El camino hacia la plena libertad religiosa en México ha sido largo y sinuoso. A pesar de los avances logrados en el lejano 1860, la Iglesia Católica mantuvo una fuerte influencia en la sociedad mexicana durante gran parte del siglo XX. Las tensiones entre el Estado y la Iglesia persistieron, y la aplicación de la Ley de Libertad de Cultos no siempre fue consistente.
Fue hasta la reforma constitucional de 1992 que se consolidó el Estado laico en México. Se reconoció plenamente la personalidad jurídica de las iglesias, se les otorgó el derecho a poseer bienes y se les permitió participar en la educación, aunque con ciertas restricciones. Estas modificaciones, lejos de debilitar la laicidad, la fortalecieron al establecer un marco legal claro para la relación entre el Estado y las iglesias.
Hoy en día, México es un país diverso en materia religiosa. Si bien la mayoría de la población se identifica como católica, existen importantes minorías que profesan otras religiones, como el protestantismo, el judaísmo, el islam y diversas creencias indígenas. La Ley de Libertad de Cultos, en su versión actual, garantiza el derecho de todos estos grupos a practicar su fe sin temor a la persecución o la discriminación.
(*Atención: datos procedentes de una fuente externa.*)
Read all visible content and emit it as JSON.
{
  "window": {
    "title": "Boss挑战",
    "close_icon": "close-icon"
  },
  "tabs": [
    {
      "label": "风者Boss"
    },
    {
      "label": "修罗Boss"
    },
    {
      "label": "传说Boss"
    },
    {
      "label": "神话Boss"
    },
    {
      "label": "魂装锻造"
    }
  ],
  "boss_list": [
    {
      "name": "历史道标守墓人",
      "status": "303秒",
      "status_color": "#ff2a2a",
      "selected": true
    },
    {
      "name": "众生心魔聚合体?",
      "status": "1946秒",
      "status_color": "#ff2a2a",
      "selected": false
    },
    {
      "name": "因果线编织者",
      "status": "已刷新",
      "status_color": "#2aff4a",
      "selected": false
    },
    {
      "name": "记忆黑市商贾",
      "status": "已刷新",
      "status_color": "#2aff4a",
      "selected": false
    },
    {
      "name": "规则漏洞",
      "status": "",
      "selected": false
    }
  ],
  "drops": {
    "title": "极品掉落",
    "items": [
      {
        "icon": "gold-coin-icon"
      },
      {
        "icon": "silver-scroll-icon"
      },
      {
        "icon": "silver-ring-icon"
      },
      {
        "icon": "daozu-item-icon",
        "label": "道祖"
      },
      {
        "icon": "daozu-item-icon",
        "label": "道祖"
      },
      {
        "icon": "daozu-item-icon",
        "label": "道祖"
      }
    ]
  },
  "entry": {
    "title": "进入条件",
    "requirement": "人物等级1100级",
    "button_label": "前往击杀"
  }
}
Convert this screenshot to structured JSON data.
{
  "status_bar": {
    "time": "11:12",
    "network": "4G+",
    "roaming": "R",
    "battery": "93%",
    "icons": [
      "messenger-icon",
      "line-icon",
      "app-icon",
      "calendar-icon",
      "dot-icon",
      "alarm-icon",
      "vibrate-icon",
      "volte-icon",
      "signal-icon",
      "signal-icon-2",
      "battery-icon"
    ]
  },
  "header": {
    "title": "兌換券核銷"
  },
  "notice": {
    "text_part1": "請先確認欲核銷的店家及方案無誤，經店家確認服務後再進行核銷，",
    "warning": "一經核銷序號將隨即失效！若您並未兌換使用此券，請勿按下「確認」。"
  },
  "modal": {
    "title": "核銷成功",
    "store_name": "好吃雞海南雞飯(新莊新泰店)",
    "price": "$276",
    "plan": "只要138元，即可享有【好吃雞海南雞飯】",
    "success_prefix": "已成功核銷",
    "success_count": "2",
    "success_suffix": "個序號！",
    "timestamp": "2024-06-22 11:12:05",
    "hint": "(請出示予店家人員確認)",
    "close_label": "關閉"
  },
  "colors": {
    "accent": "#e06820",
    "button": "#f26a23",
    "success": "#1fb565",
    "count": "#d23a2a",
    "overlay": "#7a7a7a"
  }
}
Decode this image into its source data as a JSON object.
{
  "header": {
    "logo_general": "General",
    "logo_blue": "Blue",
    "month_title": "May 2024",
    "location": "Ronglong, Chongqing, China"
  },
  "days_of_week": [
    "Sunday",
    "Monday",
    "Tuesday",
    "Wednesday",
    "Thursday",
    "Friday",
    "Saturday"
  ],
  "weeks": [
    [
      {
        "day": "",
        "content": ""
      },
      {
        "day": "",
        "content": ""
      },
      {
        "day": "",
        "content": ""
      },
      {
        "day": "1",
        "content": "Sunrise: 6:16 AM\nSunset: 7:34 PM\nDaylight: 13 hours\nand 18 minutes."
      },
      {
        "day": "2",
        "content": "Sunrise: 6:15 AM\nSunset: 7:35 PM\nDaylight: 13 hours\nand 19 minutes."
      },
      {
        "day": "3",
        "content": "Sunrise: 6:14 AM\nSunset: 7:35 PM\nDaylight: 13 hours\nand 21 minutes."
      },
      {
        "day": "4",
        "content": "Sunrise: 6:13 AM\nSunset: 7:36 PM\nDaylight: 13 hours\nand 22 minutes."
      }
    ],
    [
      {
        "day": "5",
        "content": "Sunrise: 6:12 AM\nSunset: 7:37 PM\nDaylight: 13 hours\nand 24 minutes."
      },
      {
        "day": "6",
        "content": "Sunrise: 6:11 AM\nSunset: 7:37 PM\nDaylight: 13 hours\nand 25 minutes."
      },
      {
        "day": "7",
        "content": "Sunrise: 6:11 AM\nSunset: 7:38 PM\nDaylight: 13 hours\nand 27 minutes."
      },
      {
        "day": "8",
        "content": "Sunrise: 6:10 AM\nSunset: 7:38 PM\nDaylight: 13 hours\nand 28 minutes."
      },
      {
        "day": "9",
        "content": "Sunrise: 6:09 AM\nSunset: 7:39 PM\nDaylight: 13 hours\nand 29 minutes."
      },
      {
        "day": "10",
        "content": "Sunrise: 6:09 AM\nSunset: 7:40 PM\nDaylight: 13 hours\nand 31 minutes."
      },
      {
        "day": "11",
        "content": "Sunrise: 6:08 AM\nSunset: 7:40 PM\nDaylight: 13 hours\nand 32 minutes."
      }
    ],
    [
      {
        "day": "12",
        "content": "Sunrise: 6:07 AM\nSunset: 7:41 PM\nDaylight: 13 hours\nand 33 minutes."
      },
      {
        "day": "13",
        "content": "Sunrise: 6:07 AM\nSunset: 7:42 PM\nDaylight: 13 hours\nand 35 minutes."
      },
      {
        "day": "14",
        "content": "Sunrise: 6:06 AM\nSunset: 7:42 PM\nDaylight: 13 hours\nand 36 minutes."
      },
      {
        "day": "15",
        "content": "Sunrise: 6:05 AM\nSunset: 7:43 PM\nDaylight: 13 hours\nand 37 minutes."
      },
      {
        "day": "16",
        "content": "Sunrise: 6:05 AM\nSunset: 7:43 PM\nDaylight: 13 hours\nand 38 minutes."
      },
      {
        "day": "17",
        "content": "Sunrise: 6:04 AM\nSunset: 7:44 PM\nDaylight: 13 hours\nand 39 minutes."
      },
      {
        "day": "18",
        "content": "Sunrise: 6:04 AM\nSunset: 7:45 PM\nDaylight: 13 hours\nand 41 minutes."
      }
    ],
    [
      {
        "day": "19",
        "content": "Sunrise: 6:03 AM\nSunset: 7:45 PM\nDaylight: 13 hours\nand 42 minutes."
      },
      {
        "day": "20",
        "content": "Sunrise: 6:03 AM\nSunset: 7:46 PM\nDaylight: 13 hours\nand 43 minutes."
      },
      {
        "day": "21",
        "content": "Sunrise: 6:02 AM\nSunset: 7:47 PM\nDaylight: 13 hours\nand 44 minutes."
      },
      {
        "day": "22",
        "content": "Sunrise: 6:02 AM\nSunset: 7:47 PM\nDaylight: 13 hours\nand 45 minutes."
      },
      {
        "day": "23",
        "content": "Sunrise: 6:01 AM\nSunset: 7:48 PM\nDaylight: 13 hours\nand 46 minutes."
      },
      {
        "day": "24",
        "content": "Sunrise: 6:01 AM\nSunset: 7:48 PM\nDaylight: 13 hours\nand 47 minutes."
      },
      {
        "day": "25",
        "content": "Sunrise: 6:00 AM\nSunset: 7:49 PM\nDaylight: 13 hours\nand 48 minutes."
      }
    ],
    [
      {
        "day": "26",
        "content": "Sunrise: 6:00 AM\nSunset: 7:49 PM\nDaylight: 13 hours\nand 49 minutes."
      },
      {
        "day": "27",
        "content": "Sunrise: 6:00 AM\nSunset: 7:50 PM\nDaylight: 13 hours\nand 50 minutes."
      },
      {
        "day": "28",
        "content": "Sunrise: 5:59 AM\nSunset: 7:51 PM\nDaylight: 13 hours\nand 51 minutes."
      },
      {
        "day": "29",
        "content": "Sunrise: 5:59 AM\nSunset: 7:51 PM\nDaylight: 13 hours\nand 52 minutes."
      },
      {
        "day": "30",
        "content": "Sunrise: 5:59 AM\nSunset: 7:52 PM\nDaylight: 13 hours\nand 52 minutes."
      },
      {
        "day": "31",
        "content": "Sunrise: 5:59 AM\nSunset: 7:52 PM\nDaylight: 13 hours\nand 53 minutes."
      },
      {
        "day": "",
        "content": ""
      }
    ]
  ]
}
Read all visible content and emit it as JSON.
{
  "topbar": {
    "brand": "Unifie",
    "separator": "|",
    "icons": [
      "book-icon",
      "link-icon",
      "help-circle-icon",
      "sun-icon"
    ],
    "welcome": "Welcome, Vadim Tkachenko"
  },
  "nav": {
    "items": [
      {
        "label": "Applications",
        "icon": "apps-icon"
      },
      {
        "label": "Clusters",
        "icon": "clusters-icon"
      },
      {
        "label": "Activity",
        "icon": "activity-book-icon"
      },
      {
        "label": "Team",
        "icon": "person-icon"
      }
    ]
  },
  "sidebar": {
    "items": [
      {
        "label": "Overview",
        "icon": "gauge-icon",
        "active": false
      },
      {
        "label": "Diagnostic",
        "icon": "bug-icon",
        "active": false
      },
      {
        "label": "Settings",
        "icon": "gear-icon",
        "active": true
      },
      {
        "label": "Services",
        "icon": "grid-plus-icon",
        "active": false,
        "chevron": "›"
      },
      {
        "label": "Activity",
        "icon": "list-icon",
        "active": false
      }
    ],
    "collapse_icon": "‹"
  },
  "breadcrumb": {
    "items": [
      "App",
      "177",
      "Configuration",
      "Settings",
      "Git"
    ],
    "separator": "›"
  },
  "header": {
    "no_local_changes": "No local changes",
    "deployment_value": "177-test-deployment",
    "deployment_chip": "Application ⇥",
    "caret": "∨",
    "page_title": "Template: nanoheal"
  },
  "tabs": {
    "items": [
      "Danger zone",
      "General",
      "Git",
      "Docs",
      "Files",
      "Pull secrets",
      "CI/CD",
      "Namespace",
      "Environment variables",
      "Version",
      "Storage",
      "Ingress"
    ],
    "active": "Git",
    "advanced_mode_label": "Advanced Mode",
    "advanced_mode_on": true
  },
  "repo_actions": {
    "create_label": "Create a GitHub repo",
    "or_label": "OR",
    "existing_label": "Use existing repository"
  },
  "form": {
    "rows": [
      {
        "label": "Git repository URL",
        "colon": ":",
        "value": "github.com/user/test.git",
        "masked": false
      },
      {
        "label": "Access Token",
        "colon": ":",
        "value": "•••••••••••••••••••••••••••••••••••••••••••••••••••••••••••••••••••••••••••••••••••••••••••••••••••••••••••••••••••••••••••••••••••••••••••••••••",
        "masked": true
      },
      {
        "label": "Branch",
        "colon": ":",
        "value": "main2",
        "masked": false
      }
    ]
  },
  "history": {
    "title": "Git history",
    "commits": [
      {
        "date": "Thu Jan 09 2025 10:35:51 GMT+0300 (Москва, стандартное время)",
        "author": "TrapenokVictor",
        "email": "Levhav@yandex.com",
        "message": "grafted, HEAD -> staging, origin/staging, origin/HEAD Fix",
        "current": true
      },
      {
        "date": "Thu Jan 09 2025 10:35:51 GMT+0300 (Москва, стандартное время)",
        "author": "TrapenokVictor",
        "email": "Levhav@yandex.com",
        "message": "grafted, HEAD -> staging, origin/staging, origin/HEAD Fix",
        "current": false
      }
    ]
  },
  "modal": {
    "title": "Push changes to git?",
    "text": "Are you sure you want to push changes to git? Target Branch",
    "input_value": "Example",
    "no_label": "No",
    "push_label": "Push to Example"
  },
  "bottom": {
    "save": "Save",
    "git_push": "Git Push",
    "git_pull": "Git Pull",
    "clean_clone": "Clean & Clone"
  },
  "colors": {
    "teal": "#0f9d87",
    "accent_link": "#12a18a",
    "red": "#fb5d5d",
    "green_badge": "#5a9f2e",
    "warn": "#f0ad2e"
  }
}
No obstante, aún persisten desafíos en la construcción de una sociedad plenamente tolerante en materia religiosa. La discriminación y la intolerancia siguen presentes en algunos sectores de la sociedad, y es necesario seguir trabajando para garantizar que la libertad religiosa sea una realidad para todos los mexicanos.

La Ley de Libertad de Cultos de 1860 fue un paso fundamental en la construcción de un México más justo y libre. A 163 años de su promulgación, su legado sigue vigente y nos recuerda la importancia de defender la libertad de conciencia y la tolerancia religiosa como pilares de una sociedad democrática y plural.
Es importante recordar que la libertad religiosa no es un derecho absoluto. Existen límites establecidos por la ley para proteger los derechos de terceros y el orden público. Por ejemplo, ninguna religión puede promover la violencia, la discriminación o la comisión de delitos.
El deseo de escribir esta columna más allá de conmemorar la fecha, me viene a deseo dado que este último mes del año y sus fechas finales serán el marco de celebraciones espirituales en donde la mayoría de la población tendrá una fecha en particular, pero usted apreciable lector a sabiendas de esta ley en mención, sepa que es libre de conmemorar esa fecha a conciencia espiritual y Libertad Dogmática.